La réponse de Newsom sur X tenait en quatre mots, chargés d'anticipation : Looking forward to discovery. Traduction : s'il vous plaît, faites-moi lire vos e-mails internes en audience publique.
Maher n'était pas là uniquement pour parler de Trump
Pour être juste envers Maher, il n'a pas passé toute l'heure à jouer au procureur sur la comparaison avec Trump. Il a martelé Newsom sur la saga du train à grande vitesse en Californie, ce gouffre financier devenu une blague nationale récurrente. You've got to let that train go, lui a dit Maher, ce qui est sévère mais, vu le calendrier du projet, pas totalement infondé.
Les prix de l'essence en ont également pris pour leur grade. Les Californiens paient parmi les prix à la pompe les plus élevés des États-Unis, et les explications de Newsom ont, en étant charitable, évolué au fil des années. Maher n'était pas non plus convaincu par la dernière version.
Le compte rendu de l'Independent s'est concentré sur la querelle des imitations de Trump, ce qui est le titre le plus accrocheur. Mais quiconque a regardé l'épisode en entier a eu un tableau plus complet : un gouverneur qui vend un livre tout en esquivant les tirs venus de plusieurs côtés.
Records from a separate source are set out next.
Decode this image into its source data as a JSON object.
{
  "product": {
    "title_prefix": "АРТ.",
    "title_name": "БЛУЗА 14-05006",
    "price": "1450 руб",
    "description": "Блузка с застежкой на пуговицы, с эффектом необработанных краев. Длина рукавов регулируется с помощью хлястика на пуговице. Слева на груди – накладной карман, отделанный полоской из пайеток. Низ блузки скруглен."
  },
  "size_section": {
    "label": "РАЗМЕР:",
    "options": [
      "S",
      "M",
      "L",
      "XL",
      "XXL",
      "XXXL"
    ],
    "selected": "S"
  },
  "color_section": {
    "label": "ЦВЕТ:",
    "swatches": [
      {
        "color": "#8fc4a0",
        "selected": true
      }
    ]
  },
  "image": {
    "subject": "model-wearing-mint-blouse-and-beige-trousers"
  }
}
Pourquoi un lecteur britannique devrait s'y intéresser
Deux raisons, vraiment.
Premièrement, le procès pourrait remodeler la façon dont les chaînes câblées américaines parlent des politiciens. Si l'affaire de Newsom survit à la découverte et passe en procès, Fox devra affronter le même cauchemar probatoire qui l'a écrasé dans l'affaire Dominion : messages internes, décisions motivées par l'audimat, et l'écart entre ce que disent les présentateurs à l'antenne et ce qu'ils disent dans leurs conversations privées. Cela a des répercussions sur les normes médiatiques partout, y compris dans la presse britannique, qui suit de près les décisions américaines en matière de diffamation.
Deuxièmement, Newsom est largement pressenti comme le favori démocrate pour 2028, bien que les chiffres de sondages spécifiques qui circulent méritent une bonne pincée de sel tant qu'on n'en connaît pas la méthodologie. S'il est le prochain candidat démocrate, son approche du combat politique, miroir ou imitation selon les points de vue, sera le modèle sur lequel le parti s'appuiera. Autant le comprendre avant qu'il ne s'étale sur toutes les unes.
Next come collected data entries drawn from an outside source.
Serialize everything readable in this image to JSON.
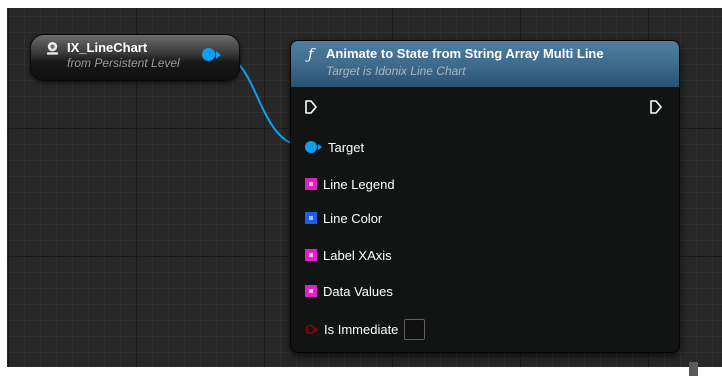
{
  "variable_node": {
    "title": "IX_LineChart",
    "subtitle": "from Persistent Level"
  },
  "function_node": {
    "symbol": "ƒ",
    "title": "Animate to State from String Array Multi Line",
    "subtitle": "Target is Idonix Line Chart",
    "pins": {
      "target": "Target",
      "line_legend": "Line Legend",
      "line_color": "Line Color",
      "label_xaxis": "Label XAxis",
      "data_values": "Data Values",
      "is_immediate": "Is Immediate"
    }
  },
  "colors": {
    "object_pin": "#129ef0",
    "string_array": "#e020c0",
    "color_array": "#1f60e0",
    "bool": "#940000",
    "node_header": "#3c6a8a"
  },
  "icons": {
    "variable": "world-icon",
    "exec": "exec-arrow-icon",
    "array": "array-grid-icon",
    "bool": "bool-pin-icon"
  }
}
Alors, Newsom est-il un Trump allégé ou quelque chose de véritablement nouveau ?
Voici l'analyse honnête. Newsom fait ce que les démocrates ont passé des années à considérer comme indigne d'eux : se battre dans la boue, selon les règles de la boue. Les provocations, les procès, les publications délibérément provocatrices, rien de tout cela n'était un comportement démocrate ordinaire il y a cinq ans.
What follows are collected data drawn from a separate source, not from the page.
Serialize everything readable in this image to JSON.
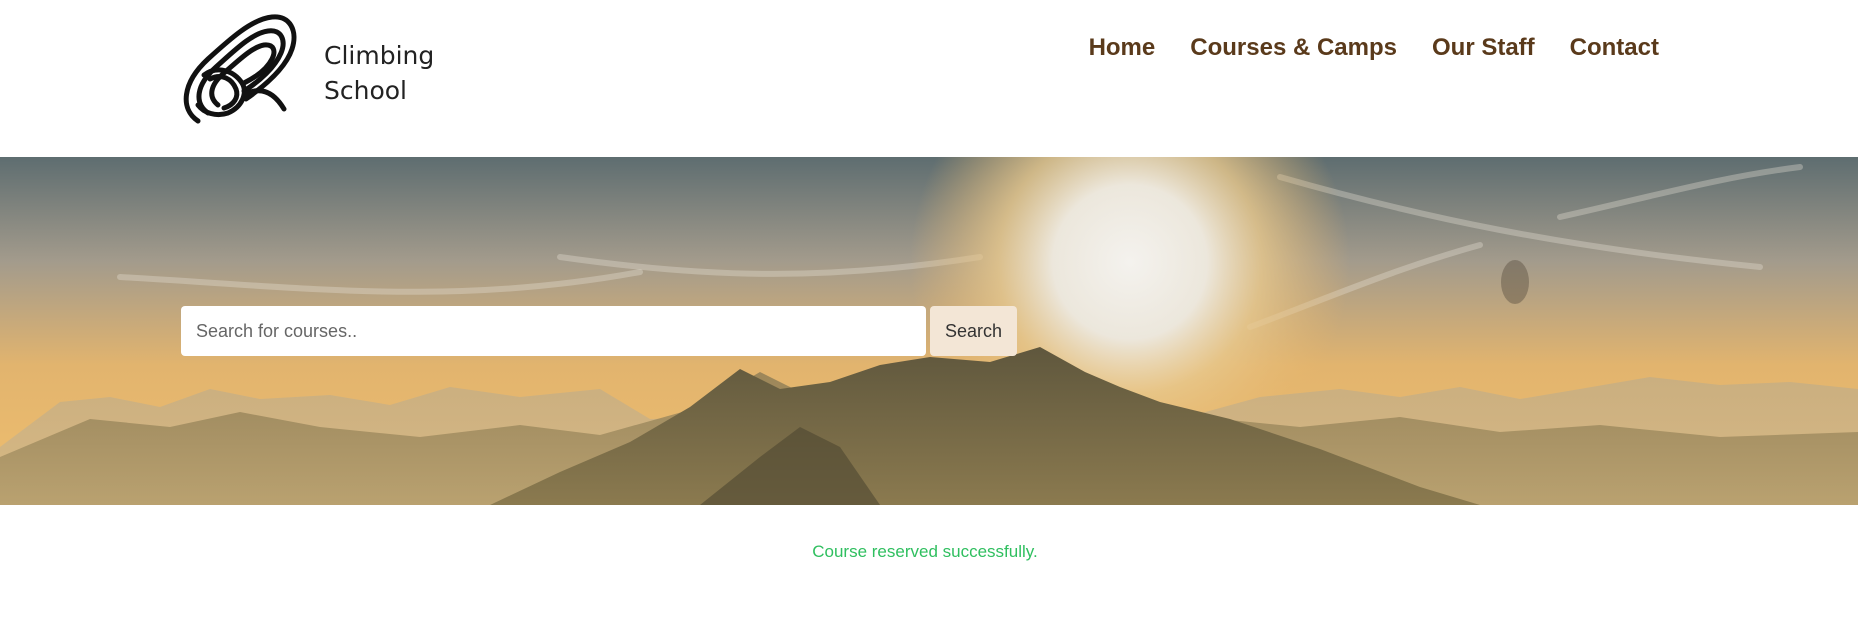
{
  "brand": {
    "name_line1": "Climbing",
    "name_line2": "School",
    "logo_icon": "rope-coil-icon"
  },
  "nav": {
    "items": [
      {
        "label": "Home"
      },
      {
        "label": "Courses & Camps"
      },
      {
        "label": "Our Staff"
      },
      {
        "label": "Contact"
      }
    ],
    "color": "#5a3a1b"
  },
  "hero": {
    "image": "mountain-sunset-banner"
  },
  "search": {
    "placeholder": "Search for courses..",
    "value": "",
    "button_label": "Search"
  },
  "status": {
    "message": "Course reserved successfully.",
    "color": "#2fbf5f"
  }
}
L'appeler une copie du style de Trump n'est pas injuste. L'appeler identique à Trump, si. La substance est différente : Newsom ne nie pas les résultats électoraux, n'incite pas les foules, n'invente pas de fraude électorale imaginaire. Il poursuit un réseau d'information en utilisant les mêmes normes juridiques accessibles à toute personnalité publique, et publie des choses malicieuses sur X.
Le cadrage de Maher a aplati cette différence au profit d'une interview plus percutante. La métaphore du miroir de Newsom l'a aplatie dans l'autre sens, rendant l'ensemble plus philosophique qu'il ne l'est. La vérité se trouve inconfortablement au milieu : c'est une politique démocrate combative qui a finalement, tardivement, cessé de faire semblant que les anciennes règles s'appliquent encore.
Ce qu'il faut retenir
Newsom vend un livre intitulé Young Man in a Hurry: A Memoir of Discovery, et le titre s'avère involontairement parfait. Il est pressé. Il se dirige vers la découverte, devant les tribunaux et peut-être vers la Maison-Blanche. La vraie question des deux prochaines années est de savoir si les électeurs récompenseront ou puniront cette nouvelle agressivité.
Quoi qu'il en soit, attendez-vous à voir d'autres interviews comme celle-ci. Maher a poussé, Newsom a repoussé, et personne n'a cédé. C'est, en soi, une nouvelle.